Ok so at midnight from my phone the brain, not super effective…
Here is what you are getting which is actually covered above in your posted change log.
[CHANNELDRIVER]/i[SPAN]/[ANI]
So the output you sent me (representative):
DAHDI/i1/4805551212
The explanation of why it is this way is above also.
You have a PRI. You are thinking of it as analog channels which have a 1 to 1 mapping on channels. A call comes in on channel 1 it should be DAHDI/1
This isn’t the case with PRI.
PRI is like sip.
On sip you have a controller port 5060, on PRI you have a Data channel 24.
Both of these handle everything about the call except audio. All call setup and tear down happens here.

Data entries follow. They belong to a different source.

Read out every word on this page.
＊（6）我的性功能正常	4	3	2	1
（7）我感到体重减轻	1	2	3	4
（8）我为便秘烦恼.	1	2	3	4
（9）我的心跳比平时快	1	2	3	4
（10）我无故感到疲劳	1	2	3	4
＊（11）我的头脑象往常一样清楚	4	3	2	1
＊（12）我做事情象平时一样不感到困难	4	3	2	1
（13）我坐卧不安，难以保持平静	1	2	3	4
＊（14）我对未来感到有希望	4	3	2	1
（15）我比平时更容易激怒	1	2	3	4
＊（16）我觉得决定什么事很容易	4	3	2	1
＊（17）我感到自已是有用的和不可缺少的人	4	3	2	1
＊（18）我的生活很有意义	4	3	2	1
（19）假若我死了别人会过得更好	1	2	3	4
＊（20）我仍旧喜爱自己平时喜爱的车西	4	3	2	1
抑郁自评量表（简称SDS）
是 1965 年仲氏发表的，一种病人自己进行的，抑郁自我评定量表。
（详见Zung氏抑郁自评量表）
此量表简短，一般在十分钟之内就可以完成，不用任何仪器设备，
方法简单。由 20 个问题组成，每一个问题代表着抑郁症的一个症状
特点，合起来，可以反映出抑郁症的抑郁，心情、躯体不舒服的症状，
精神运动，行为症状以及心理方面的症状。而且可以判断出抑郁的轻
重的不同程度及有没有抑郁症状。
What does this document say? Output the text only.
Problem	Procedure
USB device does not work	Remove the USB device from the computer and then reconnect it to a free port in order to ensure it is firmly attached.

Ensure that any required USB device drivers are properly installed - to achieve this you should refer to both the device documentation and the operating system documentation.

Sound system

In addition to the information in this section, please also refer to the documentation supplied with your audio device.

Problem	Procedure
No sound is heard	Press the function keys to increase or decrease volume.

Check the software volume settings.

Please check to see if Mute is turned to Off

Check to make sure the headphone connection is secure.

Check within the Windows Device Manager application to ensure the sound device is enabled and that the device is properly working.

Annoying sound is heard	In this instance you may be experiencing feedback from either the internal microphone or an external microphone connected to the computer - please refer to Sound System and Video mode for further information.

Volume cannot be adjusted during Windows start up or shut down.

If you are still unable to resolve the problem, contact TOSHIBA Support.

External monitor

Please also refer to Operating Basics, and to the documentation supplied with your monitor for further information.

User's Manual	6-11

On sip you have RTP ports 10,000-20,000. Your calls audio happens here. This is only needed if the call requires an audio path. A big complaint is one way audio or no audio when users first setup because they didn’t configure their firewall or NAT correctly. The call is up but they can’t hear each other. This is because the actual call happens on 5060 which they usually poke a hole for but they didn’t poke the audio holes.
On PRI you have B channels. These channels are dumb. They don’t do anything but pass audio. A call on a PRI that doesn’t require audio doesn’t need a B channel. A PRI can hold up a call without audio releasing the B channel then assign it when audio is needed.
So the point of it all is this:
Don’t concern your self with how often a call is using B Channel foo. Take the entire span as a whole.
12:00 span 1, 5 calls
12:05 span 1, 2 calls
12:10 span 1, 8 calls
12:15 span 1, 4 calls
…
…
…
12 PM hour peak 10, average 8.
If my PRI allows 10 calls I may want to bump if I average 8 and am maxing out.
If it peaked at 8 and averaged 4 maybe 10 is ok.